Unlike its flashier progeny, mother of pearl is more than an accessory to a favorite pastel sweater set. As masculine as the grips on Wyatt Earp’s spinning six-shooters, and as feminine as the posy holder dangling from Queen Victoria’s tiniest finger, mother of pearl’s subtle elegance was valued for adornments and accouterments, and lent weight, permanence and beauty to the everyday objects now molded out of disposable plastics.

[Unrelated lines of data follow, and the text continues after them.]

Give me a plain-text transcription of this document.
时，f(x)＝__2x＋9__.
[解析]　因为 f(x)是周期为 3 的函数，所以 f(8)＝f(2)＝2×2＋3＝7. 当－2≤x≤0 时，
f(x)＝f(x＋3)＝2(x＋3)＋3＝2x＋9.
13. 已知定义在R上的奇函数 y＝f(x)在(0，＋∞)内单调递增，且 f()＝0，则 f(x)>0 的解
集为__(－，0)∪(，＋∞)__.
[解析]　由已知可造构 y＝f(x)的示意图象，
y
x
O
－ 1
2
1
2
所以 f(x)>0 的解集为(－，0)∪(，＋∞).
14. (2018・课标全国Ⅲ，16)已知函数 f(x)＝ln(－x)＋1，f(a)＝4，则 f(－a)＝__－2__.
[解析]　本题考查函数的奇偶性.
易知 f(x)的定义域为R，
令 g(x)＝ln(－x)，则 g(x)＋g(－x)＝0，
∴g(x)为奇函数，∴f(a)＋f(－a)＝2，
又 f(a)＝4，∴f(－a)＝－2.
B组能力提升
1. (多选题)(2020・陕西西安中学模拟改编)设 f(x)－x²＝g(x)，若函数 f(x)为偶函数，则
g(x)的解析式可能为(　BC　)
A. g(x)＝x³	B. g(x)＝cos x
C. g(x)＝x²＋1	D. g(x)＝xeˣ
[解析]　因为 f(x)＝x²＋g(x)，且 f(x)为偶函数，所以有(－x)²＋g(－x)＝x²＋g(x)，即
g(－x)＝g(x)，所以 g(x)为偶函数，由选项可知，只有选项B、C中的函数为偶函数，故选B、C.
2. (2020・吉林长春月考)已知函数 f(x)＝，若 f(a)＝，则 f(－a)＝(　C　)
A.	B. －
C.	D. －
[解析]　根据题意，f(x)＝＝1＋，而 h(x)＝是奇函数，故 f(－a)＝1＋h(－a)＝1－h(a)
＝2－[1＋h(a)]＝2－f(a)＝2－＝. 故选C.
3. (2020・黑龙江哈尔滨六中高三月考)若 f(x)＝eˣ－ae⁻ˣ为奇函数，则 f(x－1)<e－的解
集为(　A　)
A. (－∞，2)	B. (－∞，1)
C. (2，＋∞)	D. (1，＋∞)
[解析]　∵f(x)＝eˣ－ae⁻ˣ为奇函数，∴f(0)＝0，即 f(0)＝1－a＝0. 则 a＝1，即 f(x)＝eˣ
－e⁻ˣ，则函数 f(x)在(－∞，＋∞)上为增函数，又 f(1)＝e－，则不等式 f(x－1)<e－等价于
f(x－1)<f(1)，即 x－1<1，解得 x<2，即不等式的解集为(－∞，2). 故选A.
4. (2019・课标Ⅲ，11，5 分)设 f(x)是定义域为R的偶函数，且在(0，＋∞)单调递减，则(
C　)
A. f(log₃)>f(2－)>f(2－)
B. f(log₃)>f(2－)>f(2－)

The luminescent inner lining of seashells, mother of pearl looks as delicate as an ebbing spot of sunlight on the surface of the ocean. But fragile it is not. Mother of pearl is strong without being brittle and according to physics professor Pupa Gilbert, “You can go over it with a truck and not break it.” Nacre, the substance secreted by mollusks to create both pearls and mother of pearl, is mostly humble calcium carbonate — the stuff of eggshells and antacid tablets. Mother of pearl’s incredible resilience comes from thin layers of an organic lubricating substance, a molecular mortar to the bricks of calcium that redistributes force and makes nacre much, much stronger than the sum of its parts. As a natural material, mother of pearl has an eternal quality that modern science strives towards, and consumer plastics cannot even begin to replicate.
Mother of pearl, imported to Victorian England from the Pacific and Indian oceans in great mahogany crates, would be unpacked, inspected for quality, and auctioned to the over two thousand factories and artisans who would polish, cut and bevel the shells into the fineries that distinguished the Victorian gentleman or woman. Mother of pearl, cut as peonies were inlayed into tea tables, formed into gentlemen’s knives, or carved into elaborate filigree for brooches, as well as the aforementioned posy holders — miniature vases fitted with fragrant bouquets that ladies of Victoria’s era carried as practical yet decorative charms to ward off the smells of a time before widespread bathing.
THE WILD, PEARLY WEST
During this same period, mother of pearl was beloved by the gentlemen outlaws of the wild American frontier. Wyatt Earp, the legendary lawman of the West, would likely have maintained that glorious mustache with a straight razor set into a mother of pearl handle. And when he reached into his holster, it would be the cool iridescent shell that would greet his palm. Highwayman Bob Dalton was said to have special-ordered a set of pistols with mother of pearl grips for a spectacular double bank heist in his hometown of Coffeyville, Kansas in 1892. Despite being handsomely appointed, the robbery ended in disaster when vigilante townspeople killed Dalton and his entire gang.
Mother of pearl’s less nefarious incarnation as buttons is the classic tale of beauty and quality falling victim to ever-cheaper industrial production. In the mid-nineteenth century, from the moment the box of shells arrived at the factory floor to the moment when a finely engraved, skillfully shanked button was tacked onto a piece of bright blue card, the precious item would have passed through no less then eight specialized pairs of hands (albeit some of them uncomfortably young and small).
In the late 1800s, American mother of pearl buttons accounted for nearly half of the total world output of button manufacture, sourced from China, Australia, Ceylon, and the South Seas, as well as abalone from California and freshwater shells from the Mississippi. They were carved into elegant buttons that were beautiful and cherished, reflecting a respect for things that came before two-thirds of the world’s buttons were produced in a single city in China, and one’s plastic cuff buttons cracked in half before a fine shirt wore out.
By the 1960s, B. Schwanda & Sons of New York, one of the leading pearl-button firms in America, was caught squarely in the crosshairs of the cheap, plastic future. The directors of the company remained loyal to the beauty and quality of pearl buttons, and refused to succumb to the economic pressures driving other button makers to turn to plastic. As a result, the company went bankrupt and liquidated in 1969, and we marched another step forward to the fate of our own making.